Let’s get back to the point: I am writing this memoir because I want to stop hurting in old ways, and I want to start hurting in new ways. I am 28 years old and I would like to be reborn as something beautiful.

I don’t know what this something beautiful looks like, but I imagine a dark night with a full moon, and a warmth like pressing my face into soft fur. I imagine a cave that overlooks a splendid sunset, dipping low into an ocean and filling it with bleeding colors. I imagine pressing my face into my boyfriend’s back and breathing in his smell and I do not feel my usual anxiety, only a little bit of pressure.

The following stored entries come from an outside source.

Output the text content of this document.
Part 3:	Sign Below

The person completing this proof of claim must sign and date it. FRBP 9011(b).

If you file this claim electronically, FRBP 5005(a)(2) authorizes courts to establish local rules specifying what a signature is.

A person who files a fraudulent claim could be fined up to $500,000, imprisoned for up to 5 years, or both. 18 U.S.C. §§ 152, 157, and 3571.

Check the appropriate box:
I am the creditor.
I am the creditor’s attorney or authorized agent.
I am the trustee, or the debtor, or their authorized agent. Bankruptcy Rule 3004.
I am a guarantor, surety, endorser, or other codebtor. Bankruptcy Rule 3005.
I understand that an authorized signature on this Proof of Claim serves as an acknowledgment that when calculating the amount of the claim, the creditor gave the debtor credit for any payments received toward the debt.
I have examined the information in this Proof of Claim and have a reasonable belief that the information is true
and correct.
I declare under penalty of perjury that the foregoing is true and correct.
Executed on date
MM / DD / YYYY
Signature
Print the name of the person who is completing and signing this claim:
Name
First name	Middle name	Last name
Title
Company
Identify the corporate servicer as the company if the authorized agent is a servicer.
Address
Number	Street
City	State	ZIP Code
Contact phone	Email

I imagine, I conceptualize, because it is like trying to imagine a city that you’ve never been to. No, it is like trying to imagine a city in which you’ve only heard second-hand impressions, but have never seen so much of a photograph of.

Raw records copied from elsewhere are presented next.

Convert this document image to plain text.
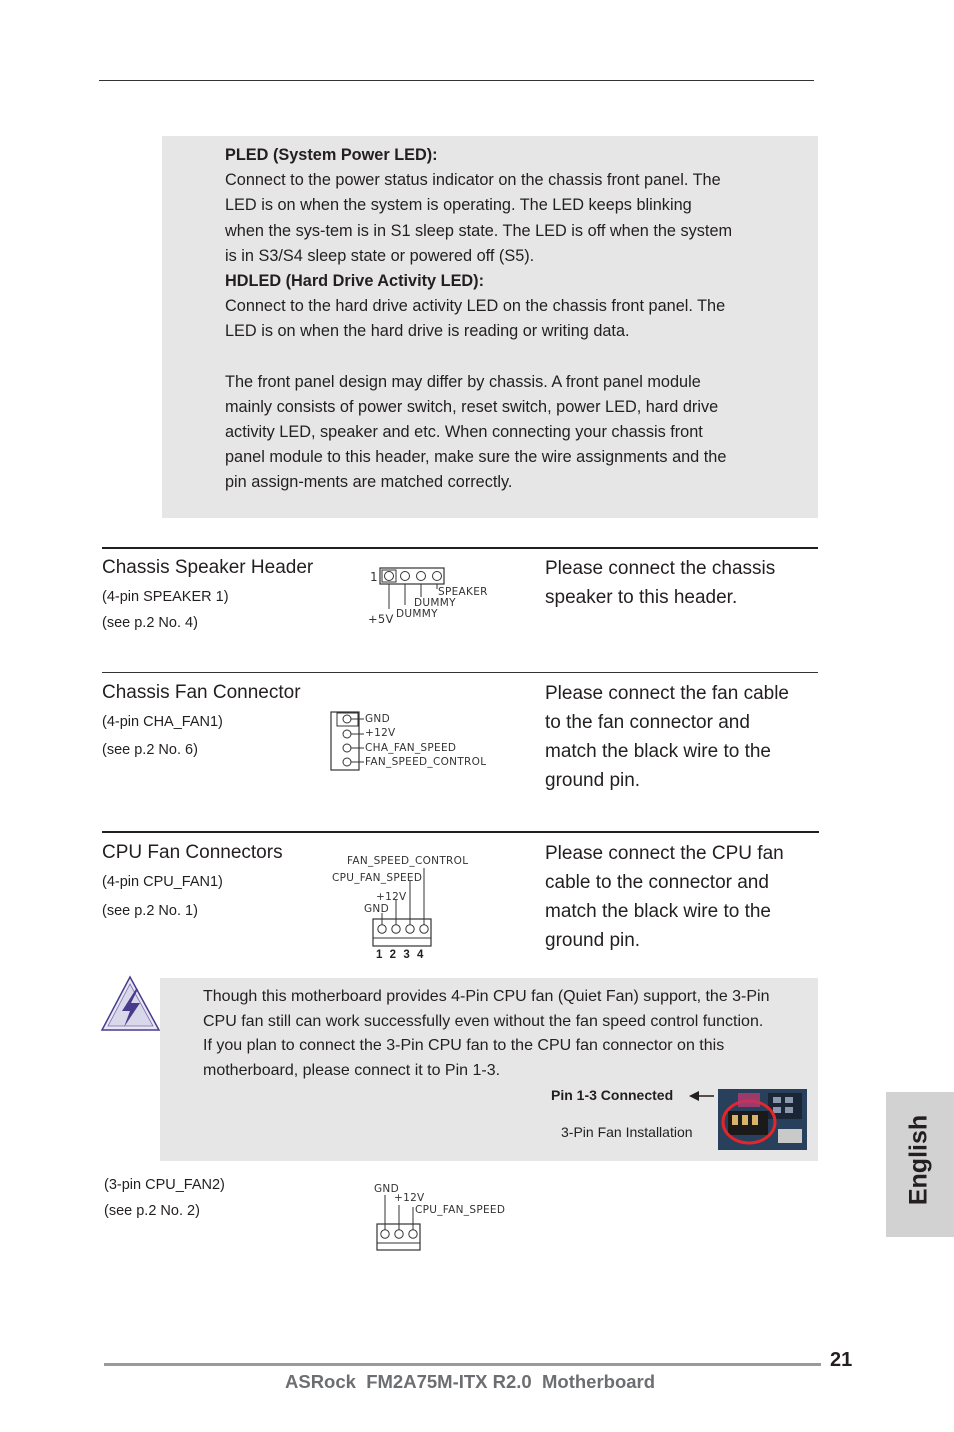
PLED (System Power LED):
Connect to the power status indicator on the chassis front panel. The
LED is on when the system is operating. The LED keeps blinking
when the sys-tem is in S1 sleep state. The LED is off when the system
is in S3/S4 sleep state or powered off (S5).
HDLED (Hard Drive Activity LED):
Connect to the hard drive activity LED on the chassis front panel. The
LED is on when the hard drive is reading or writing data.
The front panel design may differ by chassis. A front panel module
mainly consists of power switch, reset switch, power LED, hard drive
activity LED, speaker and etc. When connecting your chassis front
panel module to this header, make sure the wire assignments and the
pin assign-ments are matched correctly.
Chassis Speaker Header
(4-pin SPEAKER 1)
(see p.2 No. 4)
Please connect the chassis
speaker to this header.
1
SPEAKER
DUMMY
DUMMY
+5V
Chassis Fan Connector
(4-pin CHA_FAN1)
(see p.2 No. 6)
Please connect the fan cable
to the fan connector and
match the black wire to the
ground pin.
GND
+12V
CHA_FAN_SPEED
FAN_SPEED_CONTROL
CPU Fan Connectors
(4-pin CPU_FAN1)
(see p.2 No. 1)
Please connect the CPU fan
cable to the connector and
match the black wire to the
ground pin.
FAN_SPEED_CONTROL
CPU_FAN_SPEED
+12V
GND
1  2  3  4
Though this motherboard provides 4-Pin CPU fan (Quiet Fan) support, the 3-Pin
CPU fan still can work successfully even without the fan speed control function.
If you plan to connect the 3-Pin CPU fan to the CPU fan connector on this
motherboard, please connect it to Pin 1-3.
Pin 1-3 Connected
3-Pin Fan Installation
(3-pin CPU_FAN2)
(see p.2 No. 2)
GND
+12V
CPU_FAN_SPEED
English
21
ASRock  FM2A75M-ITX R2.0  Motherboard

Years ago I wrote that I carried a dead seed next to my stomach, like I was holding something pregnant-like, despite it being useless and desiccated. I called the dead seed “hope,” and I wrote that this dead seed was the only thing keeping me alive. I carried it with me from Oklahoma, to Austin, to Seattle, and back. My bones warped around its fragments and it become a frayed part of me, fused to my skin. I carried it for so long that I forgot why I was carrying it, and I often questioned why I was alive.

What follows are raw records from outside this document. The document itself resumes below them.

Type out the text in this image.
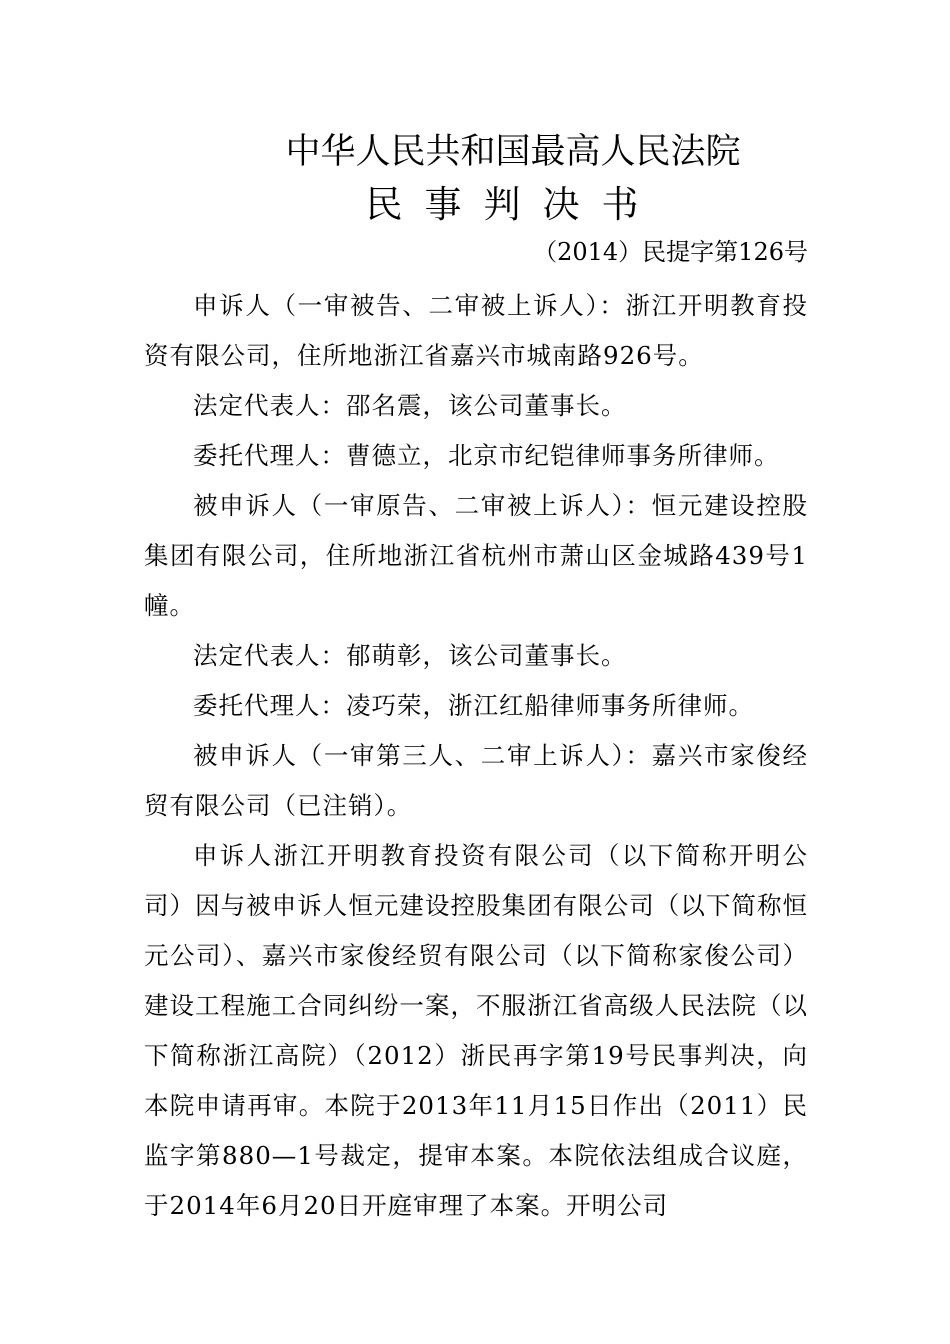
中华人民共和国最高人民法院
民事判决书
（2014）民提字第126号

申诉人（一审被告、二审被上诉人）：浙江开明教育投资有限公司，住所地浙江省嘉兴市城南路926号。

法定代表人：邵名震，该公司董事长。

委托代理人：曹德立，北京市纪铠律师事务所律师。

被申诉人（一审原告、二审被上诉人）：恒元建设控股集团有限公司，住所地浙江省杭州市萧山区金城路439号1幢。

法定代表人：郁萌彰，该公司董事长。

委托代理人：凌巧荣，浙江红船律师事务所律师。

被申诉人（一审第三人、二审上诉人）：嘉兴市家俊经贸有限公司（已注销）。

申诉人浙江开明教育投资有限公司（以下简称开明公司）因与被申诉人恒元建设控股集团有限公司（以下简称恒元公司）、嘉兴市家俊经贸有限公司（以下简称家俊公司）建设工程施工合同纠纷一案，不服浙江省高级人民法院（以下简称浙江高院）（2012）浙民再字第19号民事判决，向本院申请再审。本院于2013年11月15日作出（2011）民监字第880—1号裁定，提审本案。本院依法组成合议庭，于2014年6月20日开庭审理了本案。开明公司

I would want to die, to ease the suffering, and I’d be ready to end it all, but then I’d stop because suddenly an image would pop into my head. I’d think of living in Iceland, tending sheep underneath the aurora borealis, and I’d keep going. Or I’d think of publishing my novel, signing books and then going home to sip celebratory wine by myself on a balcony. I imagined that I was trudging along on a hill and I always had yet to crest it, but whatever was on the other side was something unimaginable. Something, dare I say, beautiful. I wasn’t living for that day, I was living for an imagined tomorrow. For the dream of the place in which I could finally unclasp my clenching, tight fists. But I couldn’t then. Not yet. So I kept going, clutching the seed in bloodied hands.

This is the story of how I planted the little seed, and began to grow a tree from which I would build my home.